From an industry-wide perspective, Sunshine believes that CMIOs at integrated health systems like UH would say that they are doing “some form of precision medicine.” But it’s an ongoing development everywhere, he notes, adding that right now, precision medicine is probably not a top-three priority in in any organization’s broad outlook, but if narrowed down to a patient-centered care or patient engagement perspective, then it ranks high on that list. “With everything happening around EHRs, there is a lot of short-term attention on that, so some organizations are more or less along the strategy or momentum phase, but no one has a fully mature [precision medicine] model out there,” he says.

Going forward, Sunshine feels that to be successful in precision medicine endeavors, a continuous improvement culture will be needed—or as he explains it, “the culture that wants you to focus attention on having to do tomorrow different than today; a ‘get us to the future’ mentality.”

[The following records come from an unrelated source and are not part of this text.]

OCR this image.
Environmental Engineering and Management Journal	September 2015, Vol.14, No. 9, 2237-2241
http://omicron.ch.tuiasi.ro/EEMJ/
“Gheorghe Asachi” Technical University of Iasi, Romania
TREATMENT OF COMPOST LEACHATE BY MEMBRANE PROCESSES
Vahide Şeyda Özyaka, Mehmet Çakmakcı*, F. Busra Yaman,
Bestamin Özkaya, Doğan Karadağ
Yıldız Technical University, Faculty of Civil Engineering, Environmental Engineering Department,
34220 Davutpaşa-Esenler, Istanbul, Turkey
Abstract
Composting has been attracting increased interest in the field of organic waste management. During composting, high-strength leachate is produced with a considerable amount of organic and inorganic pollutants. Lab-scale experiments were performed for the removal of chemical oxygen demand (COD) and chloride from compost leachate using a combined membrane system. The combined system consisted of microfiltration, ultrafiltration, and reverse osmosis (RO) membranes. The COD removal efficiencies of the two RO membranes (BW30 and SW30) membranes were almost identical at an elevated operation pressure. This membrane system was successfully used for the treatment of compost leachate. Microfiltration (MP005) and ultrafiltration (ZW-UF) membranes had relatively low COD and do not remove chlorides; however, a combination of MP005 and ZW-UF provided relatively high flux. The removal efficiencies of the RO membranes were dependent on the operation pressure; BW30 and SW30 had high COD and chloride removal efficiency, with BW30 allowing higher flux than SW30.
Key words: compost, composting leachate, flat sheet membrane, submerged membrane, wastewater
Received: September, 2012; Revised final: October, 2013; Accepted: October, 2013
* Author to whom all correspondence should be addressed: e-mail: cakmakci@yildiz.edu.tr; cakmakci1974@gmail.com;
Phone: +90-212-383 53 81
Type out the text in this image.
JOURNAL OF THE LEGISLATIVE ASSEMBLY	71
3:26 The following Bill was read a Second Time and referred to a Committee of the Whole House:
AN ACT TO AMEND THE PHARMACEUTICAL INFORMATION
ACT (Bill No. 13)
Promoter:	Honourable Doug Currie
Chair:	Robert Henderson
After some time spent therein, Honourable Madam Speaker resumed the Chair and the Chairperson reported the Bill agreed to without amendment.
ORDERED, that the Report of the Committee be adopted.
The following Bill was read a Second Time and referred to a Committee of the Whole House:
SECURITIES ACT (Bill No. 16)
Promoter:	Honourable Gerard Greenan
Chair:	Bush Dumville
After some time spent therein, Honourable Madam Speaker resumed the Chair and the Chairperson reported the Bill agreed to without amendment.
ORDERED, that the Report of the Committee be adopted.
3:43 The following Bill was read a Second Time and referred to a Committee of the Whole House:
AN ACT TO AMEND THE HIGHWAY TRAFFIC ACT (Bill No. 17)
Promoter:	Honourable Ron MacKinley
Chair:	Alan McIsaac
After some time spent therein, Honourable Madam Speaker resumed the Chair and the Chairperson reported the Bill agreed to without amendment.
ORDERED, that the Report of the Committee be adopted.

And perhaps even more important than that is making this data available and actionable for the front lines of care—a task that Sunshine puts squarely on himself and others in his position. “Primary care [physicians] would be excited to know if there were markers that could be obtained so they can alter their pharmaceutical approach to high cholesterol, hypertension or cardiac prevention for that patient,” he says. “If we, or anyone, who wants to do this can deliver that in a consumable and actionable form, the excitement and curiosity is waiting to be tapped.”